A 25 de junho, os partidos políticos curdos do Iraque punham de lado as suas discordâncias e formavam um governo de unidade local. Até aí, eles estavam divididos entre duas grandes coligações (coalizões-Br), uma pró-turca e pró-israelita dirigida pelo Partido democrático do Curdistão (PDK) dos Barzani (clã-ndT), e o outro pró-iraniano e pró-sírio, dirigido pela União patriótica do Curdistão (UPK) de Talabani (Jalal-ndT). A união, entre estas duas facções, não teria sido possível sem um acordo prévio entre Telavive, Washington e Teerão (Teerã-Br).
Mendi Safadi, um responsável político druso que assegura a ligação entre Israel e os Contras na Síria, transmitia a Reuven Rivlin uma carta do Partido curdo de esquerda na Síria para o felicitar pela sua eleição para o Knesset (parlamento de Israel-ndT), e apelar ao seu apoio à criação de um Curdistão independente, às custas da Síria e do Iraque.
A 26 e 27 de junho, o ministro britânico dos Negócios Estrangeiros (Relações Exteriores-Br), William Hague, estava de visita a Bagdade e Erbil. Como estabelecido, ele apelou ao Primeiro-ministro, Nouri al-Maliki, para formar um governo inclusivo, sabendo de antemão que ele não o faria. Este exercício estilístico fez sorrir a imprensa londrina, para a qual o seu conselho chegava «um pouco tarde» [3]. Depois, ele discutiu com Massoud Barzani a independência futura do Curdistão. Como de costume a passagem dos britânicos é um momento decisivo.
A 29 de junho o Primeiro-ministro israelita, Benyamin Netanyahou, quebrava o tabu: anunciava que Israel apoiava a criação de um Estado curdo independente, aquando de um discurso no Instituto para os estudos de Segurança Nacional, da universidade de Telavive. Prudentemente ele absteve-se de precisar as fronteiras, que poderão sempre vir a evoluir com o tempo [4].

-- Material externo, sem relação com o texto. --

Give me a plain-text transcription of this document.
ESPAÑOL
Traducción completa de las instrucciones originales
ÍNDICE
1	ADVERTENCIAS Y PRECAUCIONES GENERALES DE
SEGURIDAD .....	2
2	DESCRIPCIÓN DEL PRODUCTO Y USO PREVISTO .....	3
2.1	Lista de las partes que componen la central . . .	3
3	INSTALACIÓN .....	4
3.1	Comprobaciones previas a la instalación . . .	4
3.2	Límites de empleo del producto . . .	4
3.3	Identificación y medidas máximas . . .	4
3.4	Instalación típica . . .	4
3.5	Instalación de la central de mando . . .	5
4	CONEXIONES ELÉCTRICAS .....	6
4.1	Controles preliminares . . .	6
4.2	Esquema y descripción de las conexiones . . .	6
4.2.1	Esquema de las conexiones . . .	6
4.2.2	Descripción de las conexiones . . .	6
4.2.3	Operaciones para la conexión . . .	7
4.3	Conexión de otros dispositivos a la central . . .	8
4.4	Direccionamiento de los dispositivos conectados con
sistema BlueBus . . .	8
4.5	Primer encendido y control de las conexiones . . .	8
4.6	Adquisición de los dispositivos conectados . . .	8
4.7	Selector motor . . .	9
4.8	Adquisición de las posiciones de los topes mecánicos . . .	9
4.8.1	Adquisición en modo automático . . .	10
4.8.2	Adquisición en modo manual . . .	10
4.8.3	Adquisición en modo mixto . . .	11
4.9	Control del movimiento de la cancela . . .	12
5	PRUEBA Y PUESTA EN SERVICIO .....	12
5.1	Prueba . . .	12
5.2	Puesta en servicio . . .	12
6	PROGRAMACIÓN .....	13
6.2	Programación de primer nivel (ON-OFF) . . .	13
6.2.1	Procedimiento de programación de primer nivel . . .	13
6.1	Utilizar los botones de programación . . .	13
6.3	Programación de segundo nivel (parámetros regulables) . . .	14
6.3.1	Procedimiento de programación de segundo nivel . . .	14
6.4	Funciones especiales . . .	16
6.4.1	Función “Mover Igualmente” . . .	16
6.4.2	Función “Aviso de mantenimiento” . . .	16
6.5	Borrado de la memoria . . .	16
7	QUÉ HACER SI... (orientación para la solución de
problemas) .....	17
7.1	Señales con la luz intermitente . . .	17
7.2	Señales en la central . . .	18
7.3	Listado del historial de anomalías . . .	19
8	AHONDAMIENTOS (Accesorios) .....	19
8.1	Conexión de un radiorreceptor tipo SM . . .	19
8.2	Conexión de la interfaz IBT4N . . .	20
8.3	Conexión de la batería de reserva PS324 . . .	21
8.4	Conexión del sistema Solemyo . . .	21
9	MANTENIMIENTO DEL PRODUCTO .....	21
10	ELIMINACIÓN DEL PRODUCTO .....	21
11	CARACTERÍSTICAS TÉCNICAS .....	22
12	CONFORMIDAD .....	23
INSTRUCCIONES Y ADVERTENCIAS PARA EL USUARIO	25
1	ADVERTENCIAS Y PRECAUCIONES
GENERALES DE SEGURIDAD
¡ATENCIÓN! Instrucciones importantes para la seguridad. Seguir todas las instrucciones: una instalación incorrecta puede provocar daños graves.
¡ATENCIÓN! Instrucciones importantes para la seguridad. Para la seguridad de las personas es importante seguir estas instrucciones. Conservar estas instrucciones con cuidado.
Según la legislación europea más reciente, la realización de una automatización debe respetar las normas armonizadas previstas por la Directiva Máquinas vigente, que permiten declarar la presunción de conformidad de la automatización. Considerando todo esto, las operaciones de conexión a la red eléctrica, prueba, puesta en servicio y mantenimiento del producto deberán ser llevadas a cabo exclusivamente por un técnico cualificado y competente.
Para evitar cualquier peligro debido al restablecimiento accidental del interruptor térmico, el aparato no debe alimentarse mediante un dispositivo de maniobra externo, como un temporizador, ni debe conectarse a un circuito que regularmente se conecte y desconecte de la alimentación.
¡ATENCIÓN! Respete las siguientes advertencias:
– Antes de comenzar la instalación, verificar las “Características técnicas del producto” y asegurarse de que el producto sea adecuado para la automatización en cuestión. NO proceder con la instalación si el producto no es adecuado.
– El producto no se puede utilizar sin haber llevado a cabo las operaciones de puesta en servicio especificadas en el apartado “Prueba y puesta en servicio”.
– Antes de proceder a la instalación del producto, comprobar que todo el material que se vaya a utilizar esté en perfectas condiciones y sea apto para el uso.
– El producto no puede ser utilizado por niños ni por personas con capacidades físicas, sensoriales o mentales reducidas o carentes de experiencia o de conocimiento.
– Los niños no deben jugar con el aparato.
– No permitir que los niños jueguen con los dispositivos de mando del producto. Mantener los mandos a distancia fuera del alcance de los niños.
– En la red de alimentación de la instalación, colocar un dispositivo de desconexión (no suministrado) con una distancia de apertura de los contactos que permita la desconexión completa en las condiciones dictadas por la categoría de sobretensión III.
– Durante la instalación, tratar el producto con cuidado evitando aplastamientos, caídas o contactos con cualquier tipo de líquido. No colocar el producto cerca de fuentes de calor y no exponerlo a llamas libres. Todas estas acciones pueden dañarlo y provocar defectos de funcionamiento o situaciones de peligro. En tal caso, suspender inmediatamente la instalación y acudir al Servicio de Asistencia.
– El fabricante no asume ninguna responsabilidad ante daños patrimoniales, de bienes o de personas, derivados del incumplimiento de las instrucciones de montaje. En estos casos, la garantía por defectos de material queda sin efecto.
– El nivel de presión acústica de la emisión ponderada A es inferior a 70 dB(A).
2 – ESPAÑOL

A 3 de julho o presidente do governo local do Curdistão, Massoud Barzani, apelava ao seu parlamento para organizar um referendo de autodeterminação. Sem surpresa, a Casa Branca comentava publicamente reiterando o seu apoio a «um Iraque democrático, pluralista e unido», enquanto o vice-presidente Joe Biden recebia, em privado, o chefe de gabinete de M. Barzani, Fouad Hussein, para afinar os detalhes do referendo.
Não parece que o PDK (maioritário no Iraque, mas uma minoria na Síria) seja capaz de organizar um referendo em simultâneo nos dois países. Washington deverá, pois, dar-se por satisfeito com um Curdistão separado do Iraque actual, e remeter para mais tarde as partições da Síria e da Turquia. No período actual, ele multiplica as mensagens apaziguadoras em direcção a Damasco, (com o qual volta a falar de novo), e para Ancara que não acredita em nada disso.
A pergunta que toda a gente se coloca é qual será a política externa deste novo Estado. Até aqui Barzani tinha conseguido criar uma ilha de prosperidade, mas tinha- a alinhado com Israel. Se esta opção se mantiver isso modificaria completamente as relações estratégicas na região.
O espectro do Califado
No entretanto o EIIL (rebatizado IA) proclamou o Califado. Num longo texto lírico, salpicado com citações do Alcorão, ele anunciou que tendo sido capaz de impôr a Sharia no vasto território sob seu controle, na Síria e no Iraque, chegara à conclusão que o tempo do Califado tinha chegado. Anunciou ter eleito Califa o seu chefe, Abu Bakr al-Baghdadi, e que todo o crente, onde quer que se encontrasse, tem o dever de a isso se submeter [5]. Como nenhuma fotografia do novo chefe de Estado foi difundida ninguém pode saber se al-Bagdhadi realmente existe, ou se o nome do «califa Ibrahim» não é mais que um engodo.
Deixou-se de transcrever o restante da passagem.